Ladenburg

Ladenburg Bei der 13. Kriminacht auf dem Obsthof zeigt sich Max Annas aus Berlin begeistert vom Lesungsort

Eis erfrischt nach Polit-Grusel

Zwar stand da „Gift“ auf einem undurchsichtigen Gefäß zu lesen. Und am Fuß des Tisches steckten Messer und Hackbeil in einem Holzstück. Doch trotz des Gruselzubehörs kann man den Verkaufsraum auf dem Obsthof Schuhmann mitten im Grünen getrost als lauschigen Leseplatz bezeichnen. Dort gab es bei der 13. Kriminacht sogar einen kleinen Vorgeschmack auf die Ladenburger Literaturtage am ersten Juliwochenende. Nahezu alle rund 100 Stühle waren besetzt, die Zuhörer warteten gespannt auf einen preisgekrönten Autor.

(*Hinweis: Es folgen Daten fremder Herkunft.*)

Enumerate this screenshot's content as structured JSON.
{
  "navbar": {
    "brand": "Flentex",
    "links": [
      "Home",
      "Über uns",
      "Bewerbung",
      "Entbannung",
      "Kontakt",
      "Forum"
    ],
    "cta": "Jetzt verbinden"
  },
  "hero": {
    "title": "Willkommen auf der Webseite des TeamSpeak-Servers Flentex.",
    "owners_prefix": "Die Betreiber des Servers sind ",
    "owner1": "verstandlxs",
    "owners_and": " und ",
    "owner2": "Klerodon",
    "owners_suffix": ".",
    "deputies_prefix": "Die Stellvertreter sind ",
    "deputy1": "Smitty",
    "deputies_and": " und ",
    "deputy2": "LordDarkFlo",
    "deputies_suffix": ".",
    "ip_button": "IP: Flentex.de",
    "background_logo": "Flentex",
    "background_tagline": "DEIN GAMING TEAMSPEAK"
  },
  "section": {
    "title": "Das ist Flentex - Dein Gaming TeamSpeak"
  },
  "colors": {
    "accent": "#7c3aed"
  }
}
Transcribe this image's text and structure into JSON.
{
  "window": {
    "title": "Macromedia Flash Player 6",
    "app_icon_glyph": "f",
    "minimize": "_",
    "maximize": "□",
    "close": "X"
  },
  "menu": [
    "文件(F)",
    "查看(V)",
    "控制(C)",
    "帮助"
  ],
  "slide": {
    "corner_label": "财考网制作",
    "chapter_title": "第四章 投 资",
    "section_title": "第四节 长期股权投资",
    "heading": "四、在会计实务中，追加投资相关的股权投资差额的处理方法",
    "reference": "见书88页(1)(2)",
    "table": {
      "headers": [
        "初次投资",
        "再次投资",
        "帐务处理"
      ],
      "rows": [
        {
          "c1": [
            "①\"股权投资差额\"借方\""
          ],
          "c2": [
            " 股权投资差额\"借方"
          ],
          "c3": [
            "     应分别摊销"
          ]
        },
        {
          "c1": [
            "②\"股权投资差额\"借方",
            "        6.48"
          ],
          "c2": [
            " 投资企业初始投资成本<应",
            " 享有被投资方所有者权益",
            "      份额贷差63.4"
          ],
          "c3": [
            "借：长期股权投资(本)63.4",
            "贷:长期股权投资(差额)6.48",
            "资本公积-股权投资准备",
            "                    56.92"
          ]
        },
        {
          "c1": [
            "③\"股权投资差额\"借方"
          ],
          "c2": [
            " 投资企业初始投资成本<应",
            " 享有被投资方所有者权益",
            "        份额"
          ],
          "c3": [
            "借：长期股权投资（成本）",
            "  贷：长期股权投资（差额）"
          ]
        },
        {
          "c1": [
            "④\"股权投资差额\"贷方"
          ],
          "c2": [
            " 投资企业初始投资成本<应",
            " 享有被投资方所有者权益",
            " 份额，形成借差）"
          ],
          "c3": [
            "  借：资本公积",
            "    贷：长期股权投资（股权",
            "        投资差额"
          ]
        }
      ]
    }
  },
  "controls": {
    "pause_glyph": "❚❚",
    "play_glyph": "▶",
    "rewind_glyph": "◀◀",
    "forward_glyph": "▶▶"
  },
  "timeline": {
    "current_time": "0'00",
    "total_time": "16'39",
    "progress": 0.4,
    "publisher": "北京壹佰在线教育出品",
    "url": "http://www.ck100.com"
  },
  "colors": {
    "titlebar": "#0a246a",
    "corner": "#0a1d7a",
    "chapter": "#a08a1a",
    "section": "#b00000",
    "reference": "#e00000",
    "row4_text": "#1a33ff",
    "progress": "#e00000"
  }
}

Mit Max Annas aus Berlin hatten die Macherinnen der beliebten Kriminachtreihe einen „Meister des politischen Kriminalromans“ eingeladen. „Ich bin zum ersten Mal in Ladenburg und beeindruckt“, sagte Annas. Mit das Schönste an seinem Beruf seien Lesereisen, bei denen man Orte kennenlerne, die man sonst wahrscheinlich nicht sehen würde.

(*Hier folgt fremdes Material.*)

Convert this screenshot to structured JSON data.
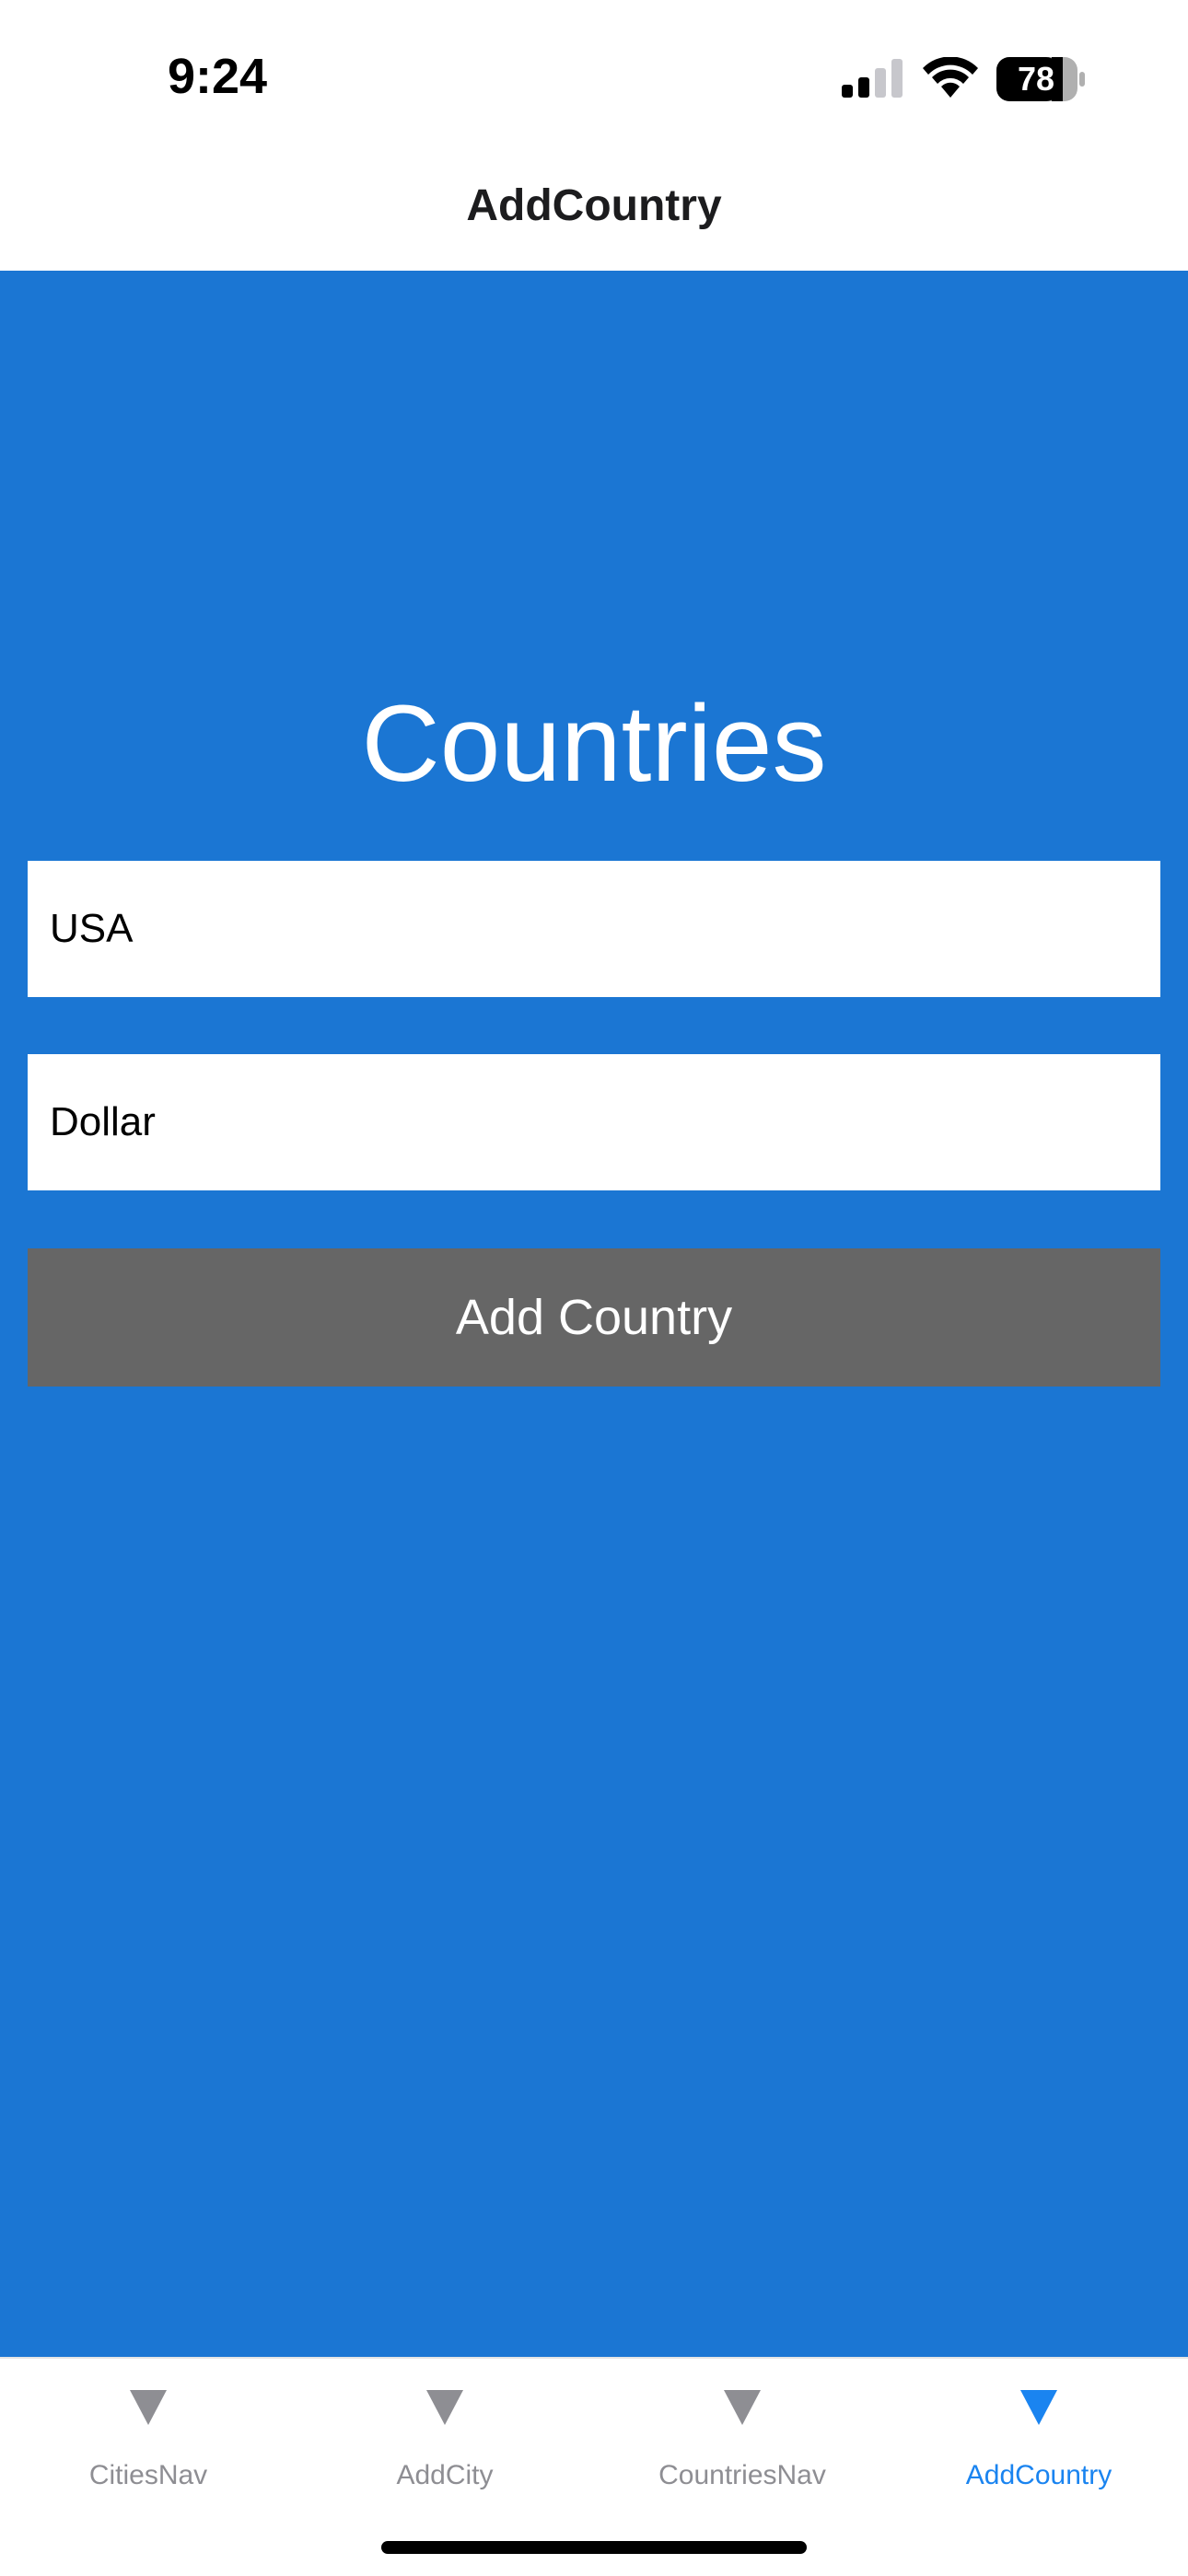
{
  "status_bar": {
    "time": "9:24",
    "battery_level": "78",
    "icons": [
      "signal-icon",
      "wifi-icon",
      "battery-icon"
    ]
  },
  "nav": {
    "title": "AddCountry"
  },
  "main": {
    "heading": "Countries",
    "country_name_value": "USA",
    "currency_value": "Dollar",
    "add_button_label": "Add Country",
    "background_color": "#1b76d3",
    "button_color": "#666666"
  },
  "tab_bar": {
    "active_color": "#1a84f0",
    "inactive_color": "#8e8e93",
    "tabs": [
      {
        "label": "CitiesNav",
        "icon": "triangle-down-icon",
        "active": false
      },
      {
        "label": "AddCity",
        "icon": "triangle-down-icon",
        "active": false
      },
      {
        "label": "CountriesNav",
        "icon": "triangle-down-icon",
        "active": false
      },
      {
        "label": "AddCountry",
        "icon": "triangle-down-icon",
        "active": true
      }
    ]
  }
}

Langjähriger Lokaljournalist

„Jetzt sitze ich mitten in wunderschöner Landschaft vor so vielen Leuten, die Spaß dran haben, dass gleich eine Lesung stattfindet“, erklärte der langjährige Lokaljournalist auch des Kölner „Stadtrevue“-Magazins im Gespräch mit dem „MM“-Reporter. Zwischenzeitlich arbeitete Annas in Südafrika an einem Forschungsprojekt der Universität von Fort Hare über den dortigen Jazz mit. Keine Atmosphäre zum Wohlfühlen herrscht in „Finsterwalde“. So lauten Titel und Schauplatz seiner in der Zukunft spielenden Erzählung, in der Rechte an der Regierung sind und es die Europäische Union (EU) nicht mehr gibt. „Ich bin überzeugt, ohne diese Union würde es Krieg geben“, merkte Annas in einem Kommentar zu seiner beklemmenden Zukunftsvision an.

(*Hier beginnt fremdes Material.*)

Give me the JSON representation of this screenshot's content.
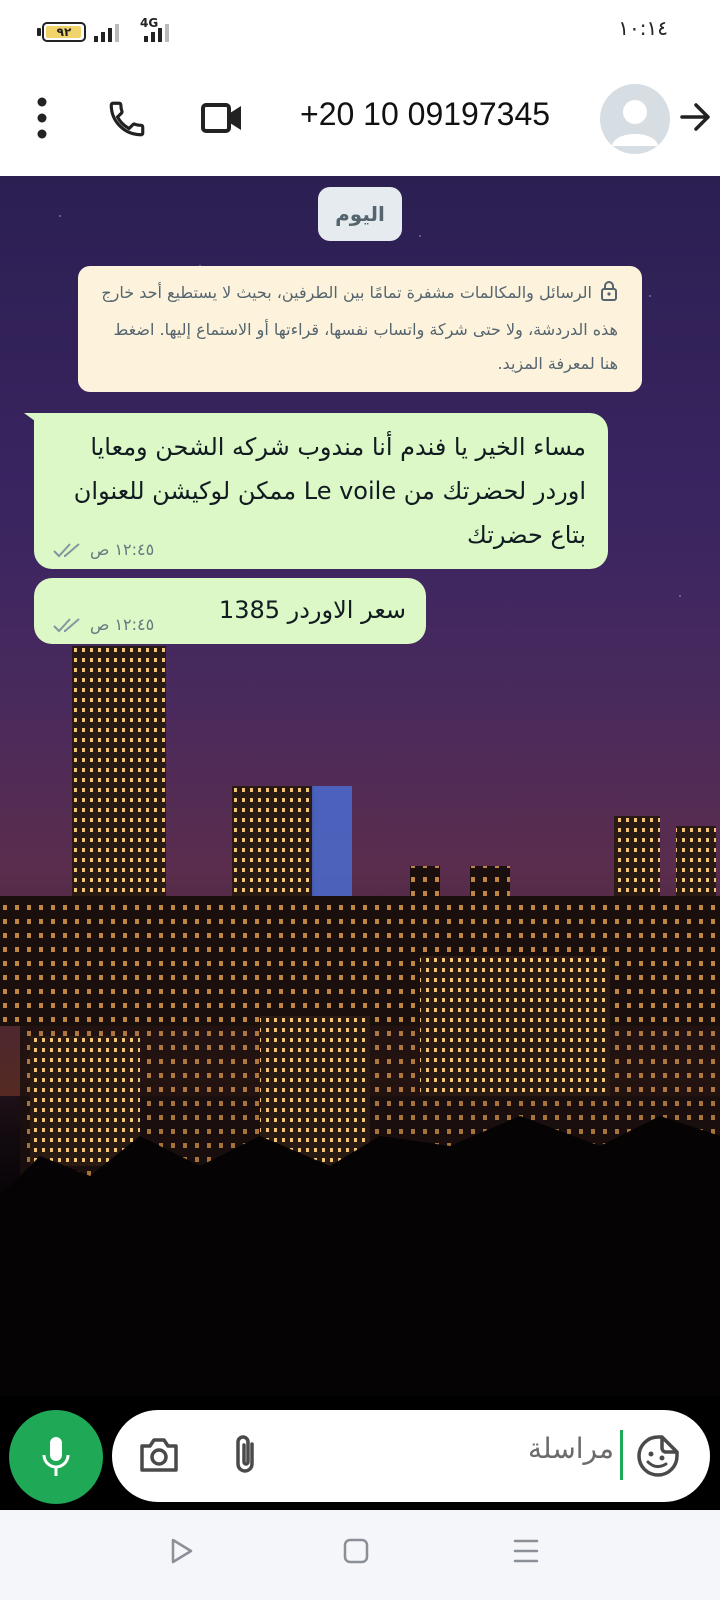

„Hervorragend“ klappte seine Anreise mit dem Zug. Sigrid Platsch, Inhaberin von „Seitenweise Bücher am Markt“, holte den Deutschen Krimipreisträger vom Bahnhof ab. Es folgte eine Tour durch Ladenburg und ein Rundgang über den Obsthof. Annas fand es „großartig“: Im Juli, wenn bereits sein neues Buch „Morduntersuchungskommission“ erscheint, soll es hier erste Aprikosen und Pfirsiche geben, wie Tina und Hans-Peter Schuhmann als Gastgeber bestätigten. Sie zeigten sich ebenso hochzufrieden mit dem Abend wie Annette Weber-Wermke von der Stadtbibliothek als Mitorganisatorin neben Buchhändlerin Platsch. Ihr diesmaliger Gast las routiniert mehr als eine Stunde lang aus dem 2018 erschienen Roman „Finsterwalde“. Nachdem sich in der Pause viele mit einem Trinkeis aus reinem Apfelsaft erfrischt hatten, sattelte Annas noch drei Kapitel aus „Morduntersuchungskommission“ darauf: Es sei „der erste große Kriminalroman, der in der früheren DDR spielt“.